Maraîchage Vs urbanisme: à Conakry, c’est le pot de terre contre le pot de ciment

Une maraichère dans son champ à Conakry

Le 09/11/2023 à 11h35

VidéoSitués derrière la deuxième plus grande université du pays, des lopins de terre encore exploités par des maraîchers attisent la convoitise de promoteurs immobiliers. Des chantiers sortent de terre en lieu et place du manioc et de l’aubergine.

Certains cultivateurs sont là depuis toujours. Sous la pluie ou le soleil, ils cultivent patate, aubergine et parfois même du riz... en ville, au cœur du quartier Sonfonia.

Sauf que depuis peu, les légumes ne sortent plus de terre, mais des bâtiments et des infrastructures s’élèvent vers le ciel. Une cohabitation difficile si non impossible.

Sadiba Kourouma rizicultrice confie: «Les gens viennent maintenant jusqu’à chez nous, ils veulent nous bloquer.
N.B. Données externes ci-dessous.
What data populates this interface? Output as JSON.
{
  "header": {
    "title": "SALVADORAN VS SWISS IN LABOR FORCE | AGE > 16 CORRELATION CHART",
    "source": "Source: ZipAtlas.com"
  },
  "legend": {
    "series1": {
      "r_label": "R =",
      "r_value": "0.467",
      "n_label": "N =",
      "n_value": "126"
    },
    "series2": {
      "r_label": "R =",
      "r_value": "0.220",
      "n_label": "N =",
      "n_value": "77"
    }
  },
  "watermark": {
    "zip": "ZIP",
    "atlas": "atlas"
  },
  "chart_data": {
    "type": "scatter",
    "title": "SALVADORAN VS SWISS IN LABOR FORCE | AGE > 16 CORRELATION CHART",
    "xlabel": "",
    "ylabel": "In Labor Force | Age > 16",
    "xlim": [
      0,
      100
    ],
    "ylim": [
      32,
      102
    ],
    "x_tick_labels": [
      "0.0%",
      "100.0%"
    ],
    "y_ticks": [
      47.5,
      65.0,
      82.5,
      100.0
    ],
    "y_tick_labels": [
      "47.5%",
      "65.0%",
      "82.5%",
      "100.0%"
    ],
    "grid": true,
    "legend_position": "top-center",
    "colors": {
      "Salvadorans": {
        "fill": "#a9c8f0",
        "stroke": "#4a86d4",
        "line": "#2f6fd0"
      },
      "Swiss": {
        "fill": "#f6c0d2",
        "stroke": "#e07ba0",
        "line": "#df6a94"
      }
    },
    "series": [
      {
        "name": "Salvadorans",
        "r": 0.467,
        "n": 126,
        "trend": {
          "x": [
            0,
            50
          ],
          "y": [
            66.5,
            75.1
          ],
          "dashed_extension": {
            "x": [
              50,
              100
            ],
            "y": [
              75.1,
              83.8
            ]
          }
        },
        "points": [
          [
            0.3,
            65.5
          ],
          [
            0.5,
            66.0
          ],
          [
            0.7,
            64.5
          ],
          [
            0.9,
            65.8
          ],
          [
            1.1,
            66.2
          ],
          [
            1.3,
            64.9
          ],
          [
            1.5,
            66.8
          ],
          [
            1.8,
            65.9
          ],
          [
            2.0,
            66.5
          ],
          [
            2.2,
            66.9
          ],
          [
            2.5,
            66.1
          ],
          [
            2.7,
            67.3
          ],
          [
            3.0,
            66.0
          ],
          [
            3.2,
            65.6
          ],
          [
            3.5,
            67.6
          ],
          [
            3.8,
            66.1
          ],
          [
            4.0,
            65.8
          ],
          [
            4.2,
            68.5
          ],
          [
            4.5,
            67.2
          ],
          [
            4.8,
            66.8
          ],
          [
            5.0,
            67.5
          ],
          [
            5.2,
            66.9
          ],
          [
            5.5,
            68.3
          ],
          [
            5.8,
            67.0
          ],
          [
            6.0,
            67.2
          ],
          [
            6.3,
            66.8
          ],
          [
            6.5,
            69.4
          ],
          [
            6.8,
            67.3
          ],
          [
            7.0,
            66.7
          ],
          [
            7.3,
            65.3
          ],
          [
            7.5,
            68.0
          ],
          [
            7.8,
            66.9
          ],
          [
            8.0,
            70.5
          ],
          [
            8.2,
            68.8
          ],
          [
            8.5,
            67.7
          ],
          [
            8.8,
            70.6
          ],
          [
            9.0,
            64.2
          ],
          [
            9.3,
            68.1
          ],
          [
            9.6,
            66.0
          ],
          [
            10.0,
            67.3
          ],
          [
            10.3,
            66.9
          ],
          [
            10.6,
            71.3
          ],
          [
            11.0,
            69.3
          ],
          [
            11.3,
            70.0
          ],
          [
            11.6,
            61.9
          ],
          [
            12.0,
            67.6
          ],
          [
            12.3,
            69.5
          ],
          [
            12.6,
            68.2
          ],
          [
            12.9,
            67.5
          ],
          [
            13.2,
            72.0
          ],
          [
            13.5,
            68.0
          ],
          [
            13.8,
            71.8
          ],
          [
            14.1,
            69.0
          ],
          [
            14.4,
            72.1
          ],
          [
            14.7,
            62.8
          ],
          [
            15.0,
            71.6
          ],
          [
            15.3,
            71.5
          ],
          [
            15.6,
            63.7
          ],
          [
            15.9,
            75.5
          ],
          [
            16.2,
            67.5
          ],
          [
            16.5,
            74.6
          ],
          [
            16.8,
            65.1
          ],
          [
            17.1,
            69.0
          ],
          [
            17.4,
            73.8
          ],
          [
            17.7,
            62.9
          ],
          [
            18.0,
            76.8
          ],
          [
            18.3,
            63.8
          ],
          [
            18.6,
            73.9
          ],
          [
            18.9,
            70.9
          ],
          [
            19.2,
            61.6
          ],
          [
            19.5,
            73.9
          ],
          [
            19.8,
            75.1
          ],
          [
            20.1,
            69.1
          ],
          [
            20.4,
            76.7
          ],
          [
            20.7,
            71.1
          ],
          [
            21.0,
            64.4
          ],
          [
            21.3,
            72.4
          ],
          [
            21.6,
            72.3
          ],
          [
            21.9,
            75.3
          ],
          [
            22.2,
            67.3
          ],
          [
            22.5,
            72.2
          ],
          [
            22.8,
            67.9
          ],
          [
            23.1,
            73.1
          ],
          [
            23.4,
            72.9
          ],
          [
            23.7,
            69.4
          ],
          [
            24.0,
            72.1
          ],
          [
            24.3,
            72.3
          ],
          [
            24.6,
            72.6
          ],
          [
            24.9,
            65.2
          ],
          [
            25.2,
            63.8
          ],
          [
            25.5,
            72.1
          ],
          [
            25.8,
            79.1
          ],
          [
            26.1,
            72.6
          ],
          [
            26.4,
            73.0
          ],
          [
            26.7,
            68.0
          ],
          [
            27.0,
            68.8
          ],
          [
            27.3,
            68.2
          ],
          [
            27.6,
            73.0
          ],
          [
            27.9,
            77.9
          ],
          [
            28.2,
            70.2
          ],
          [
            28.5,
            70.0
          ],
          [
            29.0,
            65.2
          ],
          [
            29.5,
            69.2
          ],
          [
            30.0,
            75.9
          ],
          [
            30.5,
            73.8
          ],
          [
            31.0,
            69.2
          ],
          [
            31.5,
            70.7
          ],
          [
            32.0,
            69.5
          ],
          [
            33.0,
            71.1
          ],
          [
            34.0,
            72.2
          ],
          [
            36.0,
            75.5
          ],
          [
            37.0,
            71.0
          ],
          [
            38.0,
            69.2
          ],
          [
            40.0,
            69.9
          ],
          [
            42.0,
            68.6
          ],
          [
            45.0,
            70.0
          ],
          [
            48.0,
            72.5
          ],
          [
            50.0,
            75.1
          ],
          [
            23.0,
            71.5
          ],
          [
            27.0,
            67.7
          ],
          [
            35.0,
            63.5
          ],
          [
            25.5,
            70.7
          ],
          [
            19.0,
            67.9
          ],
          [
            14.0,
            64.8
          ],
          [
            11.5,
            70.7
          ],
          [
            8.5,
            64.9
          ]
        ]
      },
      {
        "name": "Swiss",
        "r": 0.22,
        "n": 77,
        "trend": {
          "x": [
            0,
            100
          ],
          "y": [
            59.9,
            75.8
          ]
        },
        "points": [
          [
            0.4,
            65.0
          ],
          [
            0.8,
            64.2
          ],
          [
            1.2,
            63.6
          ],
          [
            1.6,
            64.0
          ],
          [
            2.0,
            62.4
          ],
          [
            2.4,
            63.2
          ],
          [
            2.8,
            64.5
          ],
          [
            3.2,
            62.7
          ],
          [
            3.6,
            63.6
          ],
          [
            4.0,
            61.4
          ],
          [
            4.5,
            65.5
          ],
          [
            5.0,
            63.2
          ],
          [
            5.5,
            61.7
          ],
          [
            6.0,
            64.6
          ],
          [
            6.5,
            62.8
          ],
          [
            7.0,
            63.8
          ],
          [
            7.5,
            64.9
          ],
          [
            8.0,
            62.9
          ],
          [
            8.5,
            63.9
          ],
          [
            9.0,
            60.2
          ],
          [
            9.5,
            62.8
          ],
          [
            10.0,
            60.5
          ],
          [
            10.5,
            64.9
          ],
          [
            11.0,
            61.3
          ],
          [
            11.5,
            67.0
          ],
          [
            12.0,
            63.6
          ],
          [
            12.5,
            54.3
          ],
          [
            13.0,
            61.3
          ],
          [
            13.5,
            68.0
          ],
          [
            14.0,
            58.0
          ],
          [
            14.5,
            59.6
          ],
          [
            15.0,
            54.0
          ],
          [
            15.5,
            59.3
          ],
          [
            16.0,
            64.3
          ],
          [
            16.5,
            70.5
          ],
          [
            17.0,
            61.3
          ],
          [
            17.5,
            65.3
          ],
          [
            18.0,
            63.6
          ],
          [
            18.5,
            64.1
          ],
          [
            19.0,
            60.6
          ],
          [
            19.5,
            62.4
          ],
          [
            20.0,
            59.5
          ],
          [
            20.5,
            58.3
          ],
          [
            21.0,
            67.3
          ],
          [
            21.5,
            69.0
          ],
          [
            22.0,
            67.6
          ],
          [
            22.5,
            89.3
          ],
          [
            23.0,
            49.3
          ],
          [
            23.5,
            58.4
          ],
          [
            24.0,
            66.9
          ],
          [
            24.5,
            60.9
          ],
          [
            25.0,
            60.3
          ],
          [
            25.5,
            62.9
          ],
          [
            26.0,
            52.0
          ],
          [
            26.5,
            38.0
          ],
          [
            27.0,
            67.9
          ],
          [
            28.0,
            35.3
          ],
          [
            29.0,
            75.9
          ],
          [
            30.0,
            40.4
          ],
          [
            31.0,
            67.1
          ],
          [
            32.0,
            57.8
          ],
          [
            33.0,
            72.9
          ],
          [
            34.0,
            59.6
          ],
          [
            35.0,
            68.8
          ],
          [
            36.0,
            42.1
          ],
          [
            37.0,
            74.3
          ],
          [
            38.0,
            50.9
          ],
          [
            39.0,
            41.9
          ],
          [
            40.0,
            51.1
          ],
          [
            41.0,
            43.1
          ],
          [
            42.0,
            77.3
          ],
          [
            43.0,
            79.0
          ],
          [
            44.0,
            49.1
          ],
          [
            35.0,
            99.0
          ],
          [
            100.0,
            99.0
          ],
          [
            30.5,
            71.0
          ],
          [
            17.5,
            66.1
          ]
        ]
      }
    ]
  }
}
Comme ce sont eux les puissants, ils font ce qu’ils veulent». Eux, ce sont les promoteurs immobiliers accusés de concurrence déloyale. Le pot de terre contre le pot de béton.

Le principal problème est posé par la nouvelle route qui complique les travaux d’irrigation «à cause de la route, l’eau ne peut plus se déverser de l’autre côté. Parce que lorsque tu plantes du riz, il est préférable de ne pas inonder le champ» lâche Sadiba.

Et pourtant, sur cet espace fertile, les récoltes étaient abondantes, les cultivateurs heureux. Des centaines de sacs de riz étaient récoltés.

Pour ces femmes cultivatrices, le travail est encore plus difficile. Pourtant, ces lopins de terre sont leur gagne-pain, garant de leur survie. La formule est simple: il faut travailler pour manger, professe Jeannette Millimono «Les enfants terminent les études, mais se retrouvent sans travail».

«Nous ne pouvons pas rester à la maison même quand nous sommes malades. Nous travaillons pour vivre. Tout ce que nous mangeons, c’est ce que nous cultivons, feuilles de patate et manioc principalement». A cela, il faut ajouter le problème de l’eau.

Malgré tout, il n’est pas question pour ces paysans de quitter la ville et se retrancher en périphérie. Cela supposerait plusieurs autres frais à supporter comme le transport des produits vers les marchés, l’eau à trouver... Cela ferait trop de dépenses pour une activité qui ne rapporte quasiment rien. Une seule option s’offre à ces femmes, rester sur place car c’est ici que leur vie est possible.